6. Aaaargh. Run to the liquor store and get bottles of wine, and then to the gourmet food market for snacks. Having Book Club at her house tonight is also a problem because whoever hosts it has to introduce the book and give her opinion and some constructive thoughts as an opener, and Callie hasn’t had time even to open the book. She does like the cover though, although she’s not sure that’s enough.
7. Get to the gym. She’s been feeling extraordinarily tired lately, and she’s convinced it’s because she’s let her exercise routine slide. There’s no question that when she’s working out every day she is filled with an energy she doesn’t otherwise have.

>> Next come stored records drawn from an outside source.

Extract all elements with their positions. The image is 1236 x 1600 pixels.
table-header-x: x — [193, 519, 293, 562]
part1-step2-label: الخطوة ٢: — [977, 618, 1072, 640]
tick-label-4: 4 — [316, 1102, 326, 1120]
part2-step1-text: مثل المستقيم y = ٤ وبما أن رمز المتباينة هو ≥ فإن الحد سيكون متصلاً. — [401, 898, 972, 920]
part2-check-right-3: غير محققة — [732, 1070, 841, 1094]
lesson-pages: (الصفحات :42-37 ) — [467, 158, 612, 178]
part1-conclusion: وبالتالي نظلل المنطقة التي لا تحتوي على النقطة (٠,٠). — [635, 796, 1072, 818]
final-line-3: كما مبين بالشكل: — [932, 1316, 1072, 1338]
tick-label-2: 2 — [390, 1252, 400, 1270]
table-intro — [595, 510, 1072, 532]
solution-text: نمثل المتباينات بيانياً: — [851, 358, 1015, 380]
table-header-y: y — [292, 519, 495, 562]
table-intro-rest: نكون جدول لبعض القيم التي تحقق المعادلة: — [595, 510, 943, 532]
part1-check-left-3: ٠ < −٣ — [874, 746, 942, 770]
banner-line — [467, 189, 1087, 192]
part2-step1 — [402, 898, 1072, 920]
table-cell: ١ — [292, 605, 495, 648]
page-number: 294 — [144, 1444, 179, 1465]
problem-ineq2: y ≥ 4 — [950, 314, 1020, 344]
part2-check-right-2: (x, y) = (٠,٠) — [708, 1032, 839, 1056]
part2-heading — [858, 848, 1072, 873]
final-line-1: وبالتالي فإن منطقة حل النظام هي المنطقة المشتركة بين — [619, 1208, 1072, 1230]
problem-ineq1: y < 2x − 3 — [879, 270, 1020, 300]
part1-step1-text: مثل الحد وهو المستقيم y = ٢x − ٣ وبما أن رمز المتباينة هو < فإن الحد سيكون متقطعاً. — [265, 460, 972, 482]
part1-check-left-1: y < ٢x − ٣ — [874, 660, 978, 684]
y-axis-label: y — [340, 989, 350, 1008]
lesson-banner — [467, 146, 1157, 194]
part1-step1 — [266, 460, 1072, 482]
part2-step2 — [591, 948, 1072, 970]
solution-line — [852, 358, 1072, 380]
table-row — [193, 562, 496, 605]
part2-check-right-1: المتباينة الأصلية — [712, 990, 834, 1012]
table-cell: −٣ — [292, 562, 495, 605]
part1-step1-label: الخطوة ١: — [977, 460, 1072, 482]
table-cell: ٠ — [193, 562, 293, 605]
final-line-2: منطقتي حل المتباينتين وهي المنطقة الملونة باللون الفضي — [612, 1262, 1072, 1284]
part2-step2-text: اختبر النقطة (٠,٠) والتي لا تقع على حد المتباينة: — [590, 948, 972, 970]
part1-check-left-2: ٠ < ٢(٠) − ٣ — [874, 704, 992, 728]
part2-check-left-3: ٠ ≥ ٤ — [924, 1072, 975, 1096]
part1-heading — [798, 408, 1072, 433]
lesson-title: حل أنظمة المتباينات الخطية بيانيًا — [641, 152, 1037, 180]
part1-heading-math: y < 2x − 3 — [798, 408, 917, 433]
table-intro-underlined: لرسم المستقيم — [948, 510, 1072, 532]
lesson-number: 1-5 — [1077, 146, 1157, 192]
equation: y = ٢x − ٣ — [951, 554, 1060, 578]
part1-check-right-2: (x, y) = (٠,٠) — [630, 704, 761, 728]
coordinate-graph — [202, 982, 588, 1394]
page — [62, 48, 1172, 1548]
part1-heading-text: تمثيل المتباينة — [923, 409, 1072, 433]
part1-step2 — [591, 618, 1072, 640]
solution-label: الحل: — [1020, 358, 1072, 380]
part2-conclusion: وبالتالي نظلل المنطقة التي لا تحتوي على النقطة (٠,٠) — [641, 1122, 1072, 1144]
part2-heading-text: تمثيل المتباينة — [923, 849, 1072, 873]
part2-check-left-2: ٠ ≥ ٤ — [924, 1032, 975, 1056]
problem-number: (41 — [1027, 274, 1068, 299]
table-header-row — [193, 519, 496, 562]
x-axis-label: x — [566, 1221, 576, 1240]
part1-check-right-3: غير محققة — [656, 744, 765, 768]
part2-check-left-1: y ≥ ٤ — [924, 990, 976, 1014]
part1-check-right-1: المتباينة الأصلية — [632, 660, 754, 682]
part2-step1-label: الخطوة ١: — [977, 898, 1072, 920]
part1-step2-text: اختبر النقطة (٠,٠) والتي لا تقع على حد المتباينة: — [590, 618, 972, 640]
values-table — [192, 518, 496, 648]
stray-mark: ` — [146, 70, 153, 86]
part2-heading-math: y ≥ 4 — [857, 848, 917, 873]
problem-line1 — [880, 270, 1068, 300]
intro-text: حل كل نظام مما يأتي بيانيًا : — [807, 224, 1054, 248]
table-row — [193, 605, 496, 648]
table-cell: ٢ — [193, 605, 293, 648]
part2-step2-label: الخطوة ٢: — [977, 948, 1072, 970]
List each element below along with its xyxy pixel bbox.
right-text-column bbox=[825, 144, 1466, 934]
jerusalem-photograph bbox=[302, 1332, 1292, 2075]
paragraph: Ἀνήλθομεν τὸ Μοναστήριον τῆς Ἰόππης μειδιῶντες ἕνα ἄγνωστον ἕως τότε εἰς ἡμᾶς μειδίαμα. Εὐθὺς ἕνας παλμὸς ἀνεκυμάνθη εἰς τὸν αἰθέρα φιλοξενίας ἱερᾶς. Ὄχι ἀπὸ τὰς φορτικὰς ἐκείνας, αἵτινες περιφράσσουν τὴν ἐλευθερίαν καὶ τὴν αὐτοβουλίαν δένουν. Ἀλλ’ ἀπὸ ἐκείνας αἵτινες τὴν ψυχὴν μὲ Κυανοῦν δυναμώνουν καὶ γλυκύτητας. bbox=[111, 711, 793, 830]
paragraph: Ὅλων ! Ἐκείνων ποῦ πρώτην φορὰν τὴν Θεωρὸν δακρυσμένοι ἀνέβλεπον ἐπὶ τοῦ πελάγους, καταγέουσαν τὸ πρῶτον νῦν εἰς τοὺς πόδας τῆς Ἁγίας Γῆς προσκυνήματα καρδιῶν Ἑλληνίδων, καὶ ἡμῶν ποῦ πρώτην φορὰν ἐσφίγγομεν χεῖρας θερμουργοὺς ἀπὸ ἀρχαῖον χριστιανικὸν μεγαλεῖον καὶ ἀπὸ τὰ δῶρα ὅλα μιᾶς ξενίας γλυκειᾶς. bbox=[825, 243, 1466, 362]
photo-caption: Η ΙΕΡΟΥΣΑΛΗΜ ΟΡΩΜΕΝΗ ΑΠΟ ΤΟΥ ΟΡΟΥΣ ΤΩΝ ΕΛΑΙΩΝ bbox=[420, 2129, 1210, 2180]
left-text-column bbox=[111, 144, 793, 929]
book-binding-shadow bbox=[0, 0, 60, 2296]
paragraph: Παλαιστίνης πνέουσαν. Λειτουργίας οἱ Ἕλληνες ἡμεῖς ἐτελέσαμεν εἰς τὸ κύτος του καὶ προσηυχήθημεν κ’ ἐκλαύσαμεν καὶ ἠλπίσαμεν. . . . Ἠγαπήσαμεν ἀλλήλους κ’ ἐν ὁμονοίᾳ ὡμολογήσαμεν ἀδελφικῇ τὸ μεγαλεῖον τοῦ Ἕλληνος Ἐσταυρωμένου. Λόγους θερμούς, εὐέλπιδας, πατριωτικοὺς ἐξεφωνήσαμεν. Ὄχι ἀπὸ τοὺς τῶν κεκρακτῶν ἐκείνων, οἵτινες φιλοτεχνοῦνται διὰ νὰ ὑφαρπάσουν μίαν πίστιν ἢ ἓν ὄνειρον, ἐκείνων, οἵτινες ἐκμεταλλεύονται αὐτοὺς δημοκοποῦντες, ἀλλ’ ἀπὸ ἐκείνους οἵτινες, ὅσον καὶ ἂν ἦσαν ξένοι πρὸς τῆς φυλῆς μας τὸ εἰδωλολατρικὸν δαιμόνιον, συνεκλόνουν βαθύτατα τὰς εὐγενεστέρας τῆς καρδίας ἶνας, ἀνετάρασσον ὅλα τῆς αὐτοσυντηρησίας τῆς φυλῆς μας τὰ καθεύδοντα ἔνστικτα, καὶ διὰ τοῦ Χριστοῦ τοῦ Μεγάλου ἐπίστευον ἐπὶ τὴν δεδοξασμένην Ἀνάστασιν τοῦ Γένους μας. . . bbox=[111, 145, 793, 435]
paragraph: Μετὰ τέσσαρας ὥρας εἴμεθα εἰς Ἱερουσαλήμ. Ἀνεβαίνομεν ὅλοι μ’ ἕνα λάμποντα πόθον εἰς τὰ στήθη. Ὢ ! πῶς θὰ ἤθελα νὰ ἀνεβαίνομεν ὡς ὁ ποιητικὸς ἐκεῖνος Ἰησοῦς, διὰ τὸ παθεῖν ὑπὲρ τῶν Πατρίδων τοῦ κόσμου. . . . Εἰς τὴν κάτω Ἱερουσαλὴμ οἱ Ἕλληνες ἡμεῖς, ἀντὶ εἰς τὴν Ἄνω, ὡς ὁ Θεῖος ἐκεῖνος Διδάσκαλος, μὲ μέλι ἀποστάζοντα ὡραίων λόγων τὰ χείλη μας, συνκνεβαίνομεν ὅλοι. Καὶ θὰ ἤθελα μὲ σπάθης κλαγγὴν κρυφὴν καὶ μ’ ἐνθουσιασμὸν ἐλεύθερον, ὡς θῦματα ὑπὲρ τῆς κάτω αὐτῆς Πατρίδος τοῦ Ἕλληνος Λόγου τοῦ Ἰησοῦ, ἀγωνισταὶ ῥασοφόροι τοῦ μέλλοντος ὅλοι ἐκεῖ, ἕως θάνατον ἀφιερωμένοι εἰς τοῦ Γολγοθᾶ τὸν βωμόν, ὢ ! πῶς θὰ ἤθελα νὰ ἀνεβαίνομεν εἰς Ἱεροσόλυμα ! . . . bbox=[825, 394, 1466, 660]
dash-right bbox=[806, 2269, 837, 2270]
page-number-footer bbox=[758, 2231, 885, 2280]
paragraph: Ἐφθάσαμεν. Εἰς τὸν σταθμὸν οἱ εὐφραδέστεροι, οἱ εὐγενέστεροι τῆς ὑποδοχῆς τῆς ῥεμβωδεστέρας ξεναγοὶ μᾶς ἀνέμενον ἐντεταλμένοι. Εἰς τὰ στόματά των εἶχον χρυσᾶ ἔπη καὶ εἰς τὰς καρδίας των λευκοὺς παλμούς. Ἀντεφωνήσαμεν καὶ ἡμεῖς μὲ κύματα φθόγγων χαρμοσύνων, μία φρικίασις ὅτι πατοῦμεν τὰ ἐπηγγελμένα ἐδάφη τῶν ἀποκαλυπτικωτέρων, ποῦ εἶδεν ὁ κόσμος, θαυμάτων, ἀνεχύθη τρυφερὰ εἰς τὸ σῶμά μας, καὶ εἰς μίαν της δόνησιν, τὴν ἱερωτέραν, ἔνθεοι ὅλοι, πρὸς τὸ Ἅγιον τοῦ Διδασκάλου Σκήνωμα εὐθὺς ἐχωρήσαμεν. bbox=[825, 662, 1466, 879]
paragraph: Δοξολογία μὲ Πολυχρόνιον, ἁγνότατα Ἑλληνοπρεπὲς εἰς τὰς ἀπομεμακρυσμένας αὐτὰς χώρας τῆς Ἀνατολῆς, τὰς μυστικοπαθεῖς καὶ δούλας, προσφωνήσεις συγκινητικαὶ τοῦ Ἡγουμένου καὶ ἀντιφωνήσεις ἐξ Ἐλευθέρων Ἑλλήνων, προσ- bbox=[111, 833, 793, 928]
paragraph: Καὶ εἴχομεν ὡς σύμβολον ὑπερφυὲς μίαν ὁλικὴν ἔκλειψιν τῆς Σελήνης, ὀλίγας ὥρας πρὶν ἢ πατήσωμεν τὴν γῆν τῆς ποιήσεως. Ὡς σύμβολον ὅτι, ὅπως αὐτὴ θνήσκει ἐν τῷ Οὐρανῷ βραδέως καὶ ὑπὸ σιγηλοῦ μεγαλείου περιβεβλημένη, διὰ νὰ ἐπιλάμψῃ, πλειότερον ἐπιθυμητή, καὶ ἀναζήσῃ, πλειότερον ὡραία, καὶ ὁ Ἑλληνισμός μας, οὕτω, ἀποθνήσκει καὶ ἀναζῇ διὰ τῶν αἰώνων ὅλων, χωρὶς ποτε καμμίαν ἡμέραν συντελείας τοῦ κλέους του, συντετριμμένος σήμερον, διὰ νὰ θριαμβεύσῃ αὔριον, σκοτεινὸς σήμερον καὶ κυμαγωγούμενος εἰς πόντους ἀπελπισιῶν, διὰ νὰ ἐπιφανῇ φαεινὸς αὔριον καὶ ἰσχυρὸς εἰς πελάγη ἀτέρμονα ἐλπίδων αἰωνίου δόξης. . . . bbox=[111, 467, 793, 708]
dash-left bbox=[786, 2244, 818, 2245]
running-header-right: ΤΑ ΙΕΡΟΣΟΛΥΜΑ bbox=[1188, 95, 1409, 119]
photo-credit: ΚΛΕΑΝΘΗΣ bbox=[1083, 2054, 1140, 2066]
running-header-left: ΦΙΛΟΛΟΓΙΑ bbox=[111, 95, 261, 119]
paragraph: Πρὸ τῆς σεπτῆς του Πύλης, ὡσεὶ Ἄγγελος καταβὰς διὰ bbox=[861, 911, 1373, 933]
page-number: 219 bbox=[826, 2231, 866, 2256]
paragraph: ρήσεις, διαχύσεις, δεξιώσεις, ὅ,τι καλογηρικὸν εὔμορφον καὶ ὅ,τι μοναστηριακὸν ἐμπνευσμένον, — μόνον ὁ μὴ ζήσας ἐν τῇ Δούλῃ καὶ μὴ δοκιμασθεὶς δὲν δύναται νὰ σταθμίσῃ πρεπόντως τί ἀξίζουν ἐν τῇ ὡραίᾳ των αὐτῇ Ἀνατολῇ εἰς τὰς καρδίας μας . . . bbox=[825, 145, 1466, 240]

8. Check for paper plates in the pantry. An email had gone out last week asking for volunteers to bring things in for Eliza’s class performance of their Colonial Williamsburg project, and by the time Callie had gotten around to responding, all the good stuff—cupcakes, biscuits, lemonade—was gone, and the only thing still left on the list was paper plates. She’s pretty sure they’ve run out because no one’s used them since the summer and she doesn’t recall seeing any, so she will have to remember to add them to the shopping list.
9. Organize Eliza’s birthday party. It may not be until next year, but Eliza’s planning it already, and Callie figures it’s better to get it organized this far in advance. She has decided she wants a karaoke party, having heard about someone’s big sister’s bat mitzvah extravaganza in New York City at an actual karaoke club, but given there are no karaoke bars in Bedford, Callie is having to use her imagination. Eliza has point-blank refused to have a party at home, and so Callie has found a Japanese restaurant with a private tatami room, available on the night of Eliza’s birthday, and she has the number of Kevin the Karaoke King, who will apparently turn up with the machine, the video and the books. At what point, Callie wonders, did her daughter discover sushi and karaoke? What happened to mac ’n’ cheese and disco dance parties in her bedroom?
10. Register Jack for football and basketball. She had meant to do this weeks ago, but couldn’t face all the additional driving. No one ever told her that motherhood meant you would spend three-quarters of your day as a chauffeur. She made a decision not to overschedule the children, and now feels guilty because every boy in Jack’s class is doing football, basketball, tae kwon do, baseball clinic and music. She draws the line at music because she just doesn’t have the energy.
11. Copyedit the ad that’s going in the local paper next week, and call back the journalist who’s writing an editorial feature on her—an amazing coup that is likely to bring in a lot of new business—plus call back the three people who have called this week to make an appointment for photography consultations.